The Times Online reported that Professor Derek Abbott and his team from the University of Adelaide in South Australia have invented the first remote-controlled key fob that allows men to control a valve that can switch their sperm flow on and off as required. The size of half a rice grain, the “fertility control micro-valve” is injected by a doctor into the vas deferens, the duct that carries sperm from the testes, a process that needs only a local anesthetic. The valve can then open and close to control sperm flow out of the body. “Vasectomy entails surgery, pain and it might not be reversible. Our micro-valve provides an alternative,” says Abbott. Demand for the new valve has been unprecedented. “I’ve been inundated with inquiries from men from all over the world,” he says. The device will now need five years of animal trials before it can be used in human beings.

The National reported that Iran’s president will outline the “peaceful” nature of his country’s nuclear activities and project his ideas for global peace, justice and unity when he addresses the UN at an upcoming General Assembly.

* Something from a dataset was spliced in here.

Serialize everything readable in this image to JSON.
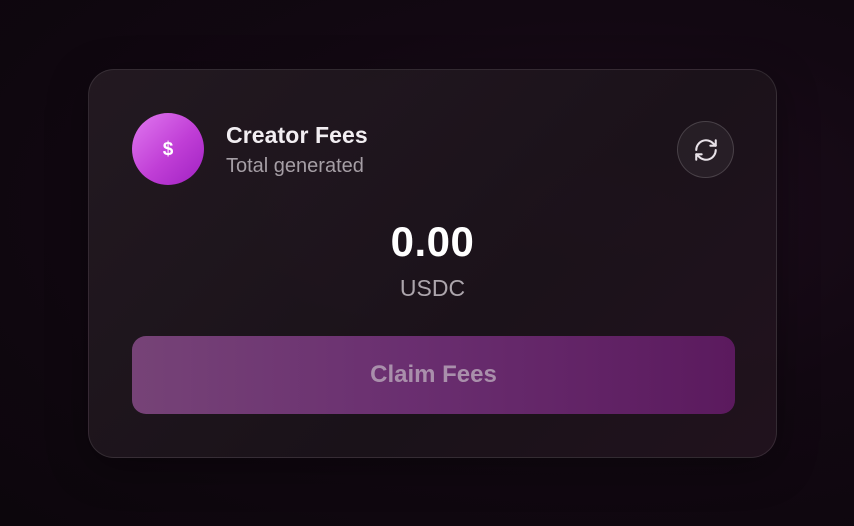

Saturday, at a military parade to commemorate the start of Iran’s eight-year war with Iraq, Mr. Ahmadinejad warned Israel and the United States, without naming them, that Iran’s armed forces would “break the hand before he pulls the trigger” of any aggressor that targeted his country’s nuclear facilities. On proud display were long-range missiles that can reach Israel and a military truck with a banner that proclaimed, in both English and Farsi: “Israel should be eliminated from the universe”. Some people say that all power is illusory and that nature and chance is ultimately in control.

“Flip whatever switches you want and hope for the best if you feel like it, but don’t think that you’ll get what you want every time you want it,” said Rodney Dangerfield, a professor of unintended consequences and hapless events, often disrespected because he doesn’t always say things people want to hear.  “I’ve changed TV channels and ended up with stupid programming just the same; I’ve kept my car safely in the garage just to have somebody else’s garage door opener open my garage and now my lawn mower is gone.  I got one of those sperm key fobs and got it confused with my Oldsmobile’s and messed my pants trying to drive to the Safeway for toothpaste.  Don’t tell me about how great technology is.  I’d be alive today if the damn stuff worked better.  I tell ya, I don’t get no respect dead or alive.”

In other news, Canwest News Service reported last Thursday that Iranian President Mahmoud Ahmadinejad put Barack Obama on the spot by taking him up on his offer to chat about global issues.  Obama said early in his campaign that, as president, he would be prepared to meet the leaders of U.S. foes such as Iran and Syria. A spokesman for Obama’s campaign did not return a call for comment on whether the democratic presidential candidate would be willing to meet with the Iranian leader. Someone claiming to represent the Republican McCain-Palin campaign said that Sarah Palin was willing to meet with the Iranian leader.  The only prerequisite she asked for was that it be over his dead body.  No word on whether Ahmadinejad will hand her the clicker.